Family justice body Resolution has said it will unveil a new model of working which allows a single lawyer to advise both parties in a divorce or separation.

Resolution Together will follow the ‘one lawyer, two clients’ approach that has already been adopted by the likes of Mills & Reeve, Withers, Simpson Millar and O’Sullivan Family Law.

The organisation says its new model, likely to be launched later this summer, will work within current regulations around acting where there is a risk of conflict, following talks with the SRA about compliance.

The trigger for the changing approach in family law has been the implementation of the Divorce, Dissolution and Separation Act in April, which allowed couples to make joint applications to end a marriage. That appears to have taken much of the ‘sting’ out of breakups, with couples keen to reduce unnecessary conflict and in some cases work with just one adviser.

Resolution members can learn more from a webinar next week and the group is developing guidance, training and other resources for those who want to test the model.

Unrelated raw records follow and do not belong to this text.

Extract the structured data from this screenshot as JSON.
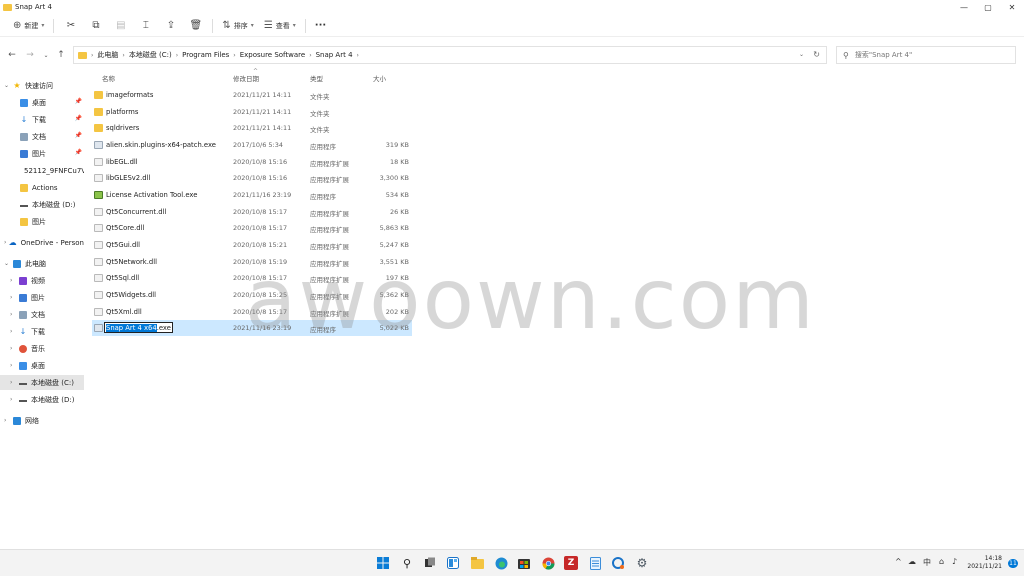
{
  "window": {
    "title": "Snap Art 4",
    "minimize": "—",
    "maximize": "▢",
    "close": "✕"
  },
  "toolbar": {
    "new_label": "新建",
    "sort_label": "排序",
    "view_label": "查看",
    "more_label": "···"
  },
  "address": {
    "crumbs": [
      "此电脑",
      "本地磁盘 (C:)",
      "Program Files",
      "Exposure Software",
      "Snap Art 4"
    ]
  },
  "search": {
    "placeholder": "搜索\"Snap Art 4\""
  },
  "sidebar": {
    "items": [
      {
        "label": "快速访问",
        "icon": "star-icon"
      },
      {
        "label": "桌面",
        "icon": "desktop-icon"
      },
      {
        "label": "下载",
        "icon": "download-icon"
      },
      {
        "label": "文档",
        "icon": "document-icon"
      },
      {
        "label": "图片",
        "icon": "picture-icon"
      },
      {
        "label": "52112_9FNFCu7V",
        "icon": "folder-icon"
      },
      {
        "label": "Actions",
        "icon": "folder-icon"
      },
      {
        "label": "本地磁盘 (D:)",
        "icon": "drive-icon"
      },
      {
        "label": "图片",
        "icon": "folder-icon"
      },
      {
        "label": "OneDrive - Person",
        "icon": "cloud-icon"
      },
      {
        "label": "此电脑",
        "icon": "computer-icon"
      },
      {
        "label": "视频",
        "icon": "video-icon"
      },
      {
        "label": "图片",
        "icon": "picture-icon"
      },
      {
        "label": "文档",
        "icon": "document-icon"
      },
      {
        "label": "下载",
        "icon": "download-icon"
      },
      {
        "label": "音乐",
        "icon": "music-icon"
      },
      {
        "label": "桌面",
        "icon": "desktop-icon"
      },
      {
        "label": "本地磁盘 (C:)",
        "icon": "drive-icon"
      },
      {
        "label": "本地磁盘 (D:)",
        "icon": "drive-icon"
      },
      {
        "label": "网络",
        "icon": "network-icon"
      }
    ]
  },
  "columns": {
    "name": "名称",
    "date": "修改日期",
    "type": "类型",
    "size": "大小"
  },
  "files": [
    {
      "name": "imageformats",
      "date": "2021/11/21 14:11",
      "type": "文件夹",
      "size": "",
      "kind": "folder"
    },
    {
      "name": "platforms",
      "date": "2021/11/21 14:11",
      "type": "文件夹",
      "size": "",
      "kind": "folder"
    },
    {
      "name": "sqldrivers",
      "date": "2021/11/21 14:11",
      "type": "文件夹",
      "size": "",
      "kind": "folder"
    },
    {
      "name": "alien.skin.plugins-x64-patch.exe",
      "date": "2017/10/6 5:34",
      "type": "应用程序",
      "size": "319 KB",
      "kind": "exe"
    },
    {
      "name": "libEGL.dll",
      "date": "2020/10/8 15:16",
      "type": "应用程序扩展",
      "size": "18 KB",
      "kind": "dll"
    },
    {
      "name": "libGLESv2.dll",
      "date": "2020/10/8 15:16",
      "type": "应用程序扩展",
      "size": "3,300 KB",
      "kind": "dll"
    },
    {
      "name": "License Activation Tool.exe",
      "date": "2021/11/16 23:19",
      "type": "应用程序",
      "size": "534 KB",
      "kind": "app"
    },
    {
      "name": "Qt5Concurrent.dll",
      "date": "2020/10/8 15:17",
      "type": "应用程序扩展",
      "size": "26 KB",
      "kind": "dll"
    },
    {
      "name": "Qt5Core.dll",
      "date": "2020/10/8 15:17",
      "type": "应用程序扩展",
      "size": "5,863 KB",
      "kind": "dll"
    },
    {
      "name": "Qt5Gui.dll",
      "date": "2020/10/8 15:21",
      "type": "应用程序扩展",
      "size": "5,247 KB",
      "kind": "dll"
    },
    {
      "name": "Qt5Network.dll",
      "date": "2020/10/8 15:19",
      "type": "应用程序扩展",
      "size": "3,551 KB",
      "kind": "dll"
    },
    {
      "name": "Qt5Sql.dll",
      "date": "2020/10/8 15:17",
      "type": "应用程序扩展",
      "size": "197 KB",
      "kind": "dll"
    },
    {
      "name": "Qt5Widgets.dll",
      "date": "2020/10/8 15:25",
      "type": "应用程序扩展",
      "size": "5,362 KB",
      "kind": "dll"
    },
    {
      "name": "Qt5Xml.dll",
      "date": "2020/10/8 15:17",
      "type": "应用程序扩展",
      "size": "202 KB",
      "kind": "dll"
    },
    {
      "name": "Snap Art 4 x64.exe",
      "name_selected": "Snap Art 4 x64",
      "name_ext": ".exe",
      "date": "2021/11/16 23:19",
      "type": "应用程序",
      "size": "5,022 KB",
      "kind": "exe",
      "selected": true
    }
  ],
  "watermark": "awoown.com",
  "taskbar": {
    "apps": [
      "windows-start-icon",
      "search-icon",
      "task-view-icon",
      "widgets-icon",
      "file-explorer-icon",
      "edge-icon",
      "store-icon",
      "chrome-icon",
      "filezilla-icon",
      "notepad-icon",
      "snipping-icon",
      "settings-icon"
    ],
    "tray": {
      "chevron": "^",
      "ime": "中",
      "clock_time": "14:18",
      "clock_date": "2021/11/21",
      "notification_count": "11"
    }
  },
  "colors": {
    "selection": "#cce8ff",
    "accent": "#0078d7",
    "folder": "#f4c542"
  }
}
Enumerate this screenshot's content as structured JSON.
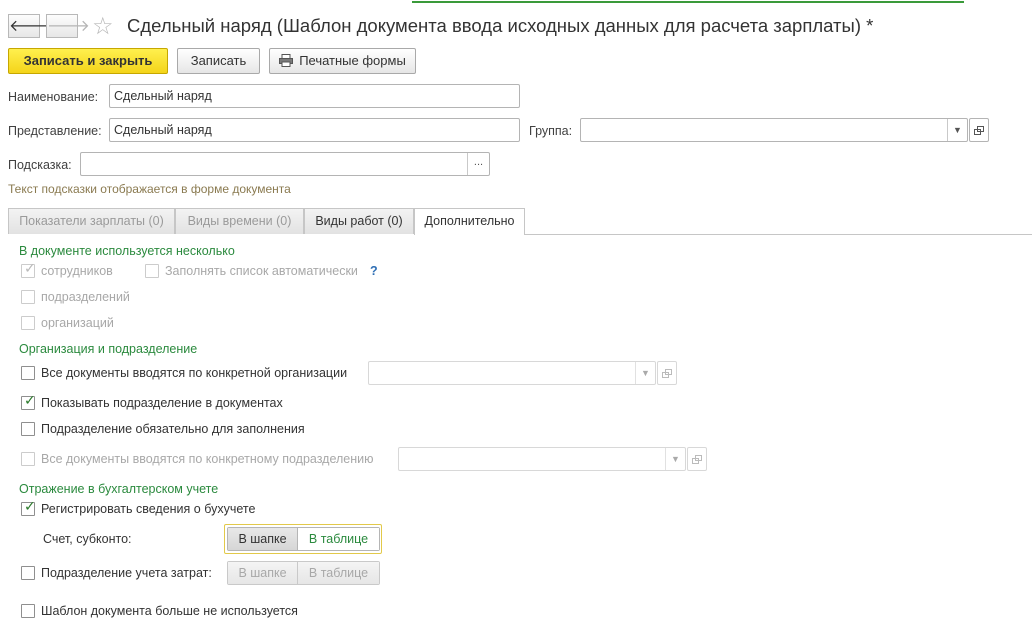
{
  "window": {
    "title": "Сдельный наряд (Шаблон документа ввода исходных данных для расчета зарплаты) *",
    "back_icon": "arrow-left-icon",
    "forward_icon": "arrow-right-icon",
    "favorite_icon": "star-icon"
  },
  "toolbar": {
    "save_close_label": "Записать и закрыть",
    "save_label": "Записать",
    "print_label": "Печатные формы"
  },
  "fields": {
    "name_label": "Наименование:",
    "name_value": "Сдельный наряд",
    "presentation_label": "Представление:",
    "presentation_value": "Сдельный наряд",
    "group_label": "Группа:",
    "group_value": "",
    "hint_label": "Подсказка:",
    "hint_value": "",
    "hint_button": "...",
    "hint_text": "Текст подсказки отображается в форме документа"
  },
  "tabs": [
    {
      "label": "Показатели зарплаты (0)"
    },
    {
      "label": "Виды времени (0)"
    },
    {
      "label": "Виды работ (0)"
    },
    {
      "label": "Дополнительно"
    }
  ],
  "active_tab": "Дополнительно",
  "sections": {
    "multiple": {
      "title": "В документе используется несколько",
      "employees": "сотрудников",
      "fill_auto": "Заполнять список автоматически",
      "help": "?",
      "departments": "подразделений",
      "organizations": "организаций"
    },
    "org": {
      "title": "Организация и подразделение",
      "specific_org": "Все документы вводятся по конкретной организации",
      "show_dept": "Показывать подразделение в документах",
      "dept_required": "Подразделение обязательно для заполнения",
      "specific_dept": "Все документы вводятся по конкретному подразделению"
    },
    "accounting": {
      "title": "Отражение в бухгалтерском учете",
      "register": "Регистрировать сведения о бухучете",
      "account_label": "Счет, субконто:",
      "in_header": "В шапке",
      "in_table": "В таблице",
      "cost_dept": "Подразделение учета затрат:",
      "in_header2": "В шапке",
      "in_table2": "В таблице"
    },
    "unused": "Шаблон документа больше не используется"
  },
  "checkbox_states": {
    "employees": true,
    "fill_auto": false,
    "departments": false,
    "organizations": false,
    "specific_org": false,
    "show_dept": true,
    "dept_required": false,
    "specific_dept": false,
    "register": true,
    "cost_dept": false,
    "unused": false
  },
  "colors": {
    "primary_button": "#f4d41a",
    "section_title": "#2b8a3e",
    "hint_text": "#8a7a50",
    "help_icon": "#2f6fb5"
  }
}
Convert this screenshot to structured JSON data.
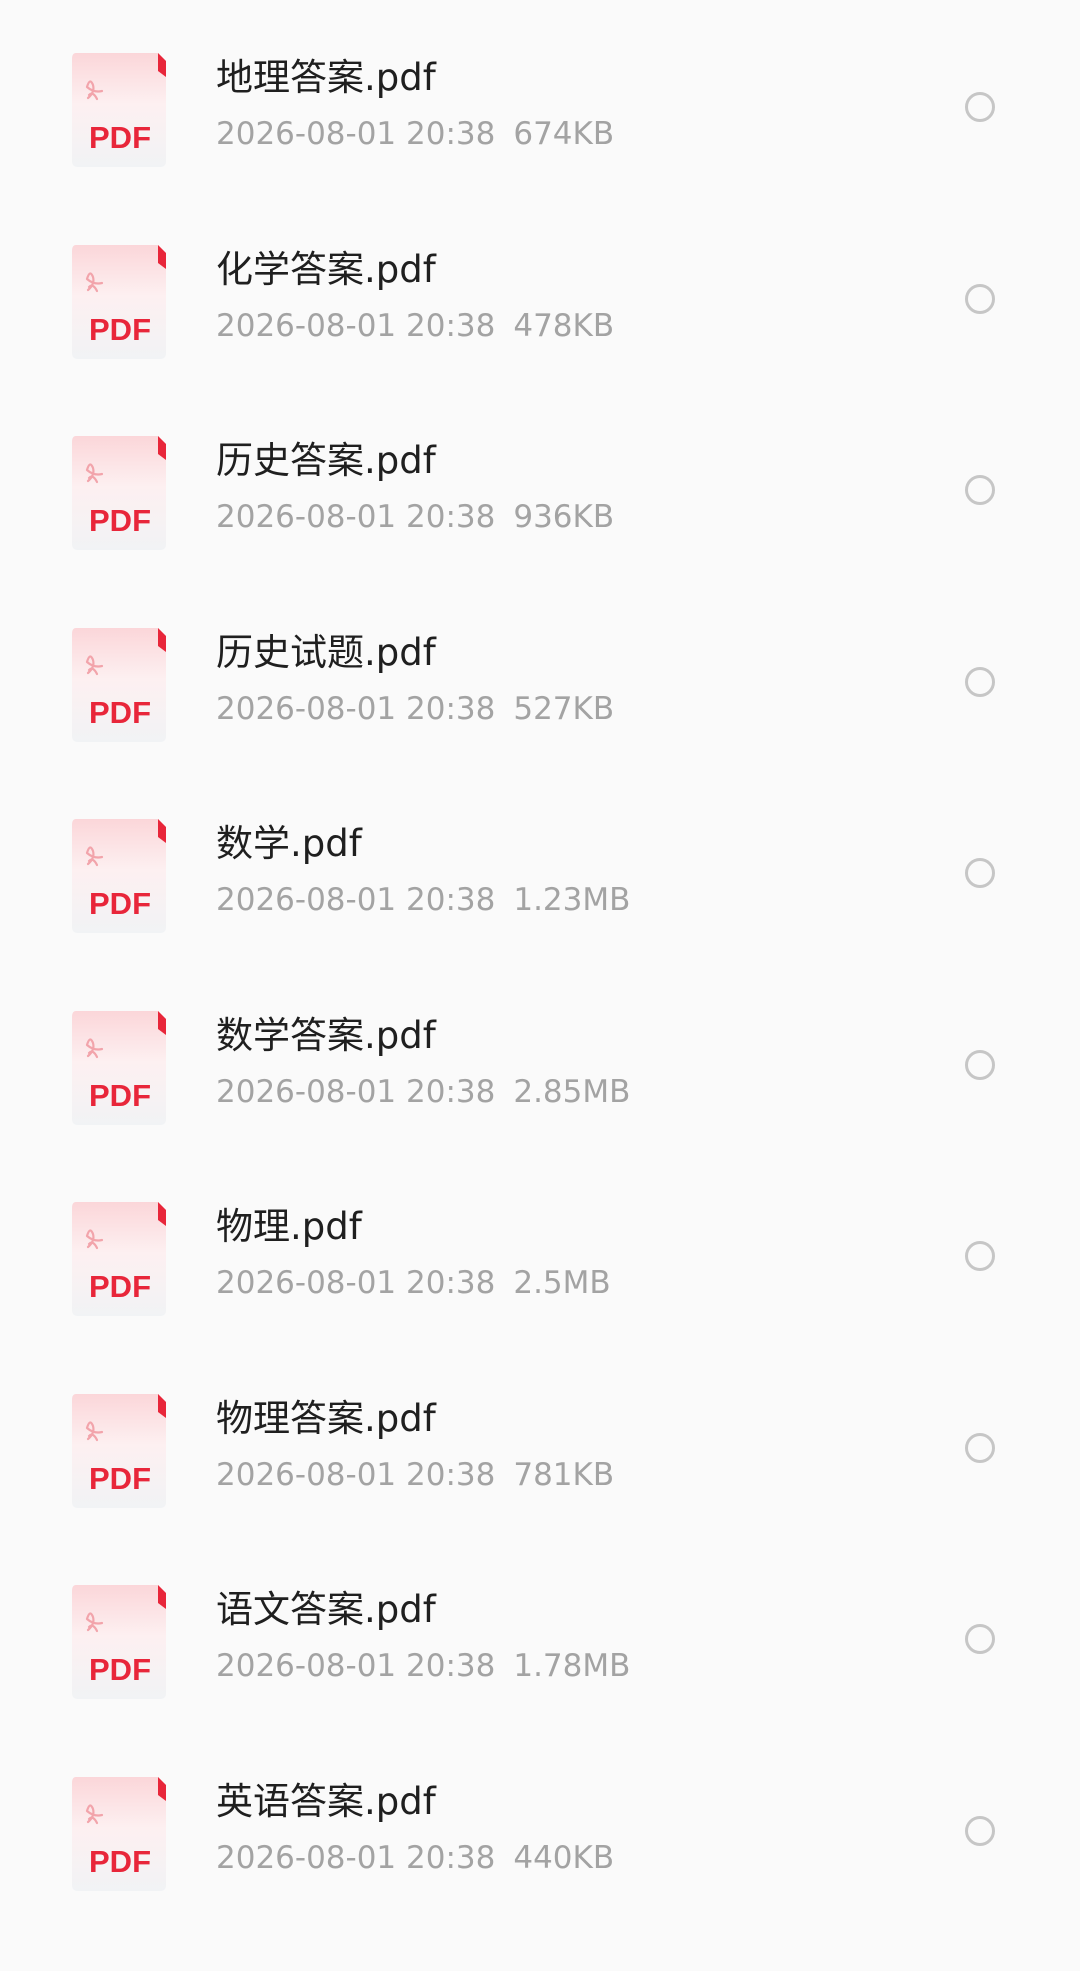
{
  "files": [
    {
      "name": "地理答案.pdf",
      "date": "2026-08-01 20:38",
      "size": "674KB",
      "icon_label": "PDF"
    },
    {
      "name": "化学答案.pdf",
      "date": "2026-08-01 20:38",
      "size": "478KB",
      "icon_label": "PDF"
    },
    {
      "name": "历史答案.pdf",
      "date": "2026-08-01 20:38",
      "size": "936KB",
      "icon_label": "PDF"
    },
    {
      "name": "历史试题.pdf",
      "date": "2026-08-01 20:38",
      "size": "527KB",
      "icon_label": "PDF"
    },
    {
      "name": "数学.pdf",
      "date": "2026-08-01 20:38",
      "size": "1.23MB",
      "icon_label": "PDF"
    },
    {
      "name": "数学答案.pdf",
      "date": "2026-08-01 20:38",
      "size": "2.85MB",
      "icon_label": "PDF"
    },
    {
      "name": "物理.pdf",
      "date": "2026-08-01 20:38",
      "size": "2.5MB",
      "icon_label": "PDF"
    },
    {
      "name": "物理答案.pdf",
      "date": "2026-08-01 20:38",
      "size": "781KB",
      "icon_label": "PDF"
    },
    {
      "name": "语文答案.pdf",
      "date": "2026-08-01 20:38",
      "size": "1.78MB",
      "icon_label": "PDF"
    },
    {
      "name": "英语答案.pdf",
      "date": "2026-08-01 20:38",
      "size": "440KB",
      "icon_label": "PDF"
    }
  ],
  "icons": {
    "file": "pdf-file-icon",
    "select": "radio-unchecked-icon"
  },
  "colors": {
    "pdf_red": "#e8263a",
    "name_text": "#1f1f1f",
    "meta_text": "#a3a3a3",
    "background": "#fafafa",
    "radio_border": "#c6c6c6"
  }
}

Juliet Harvey, national chair of Resolution, said: ‘Increasingly, clients are expecting, or in some cases demanding, new approaches that we haven’t been able to offer in the past. With the introduction of no-fault divorce and, for the first time, the opportunity to make a joint application that came with it, demand for this type of approach is only going to increase.

‘Indeed, many firms are already providing, or looking to provide, this approach: that’s why we want to provide a way of working under the Resolution banner, in keeping with our code of practice.’

Resolution says it has liaised with the SRA to ensure the model operates within current regulations. Solicitors cannot act if there is an own-interest conflict or a significant risk of one. The rules prevent solicitors from acting for both sides in a litigation or dispute, but acting for both parties is allowed where there is no significant risk of a conflict arising.

SRA guidance states: ‘You must always be sure that it is in each client’s best interests for you to act. Bear in mind that if you were acting for just one client, you normally would be negotiating their position and putting forward solutions that favour their interests over the other client. So by acting for both, you may be limiting the service that you would provide.’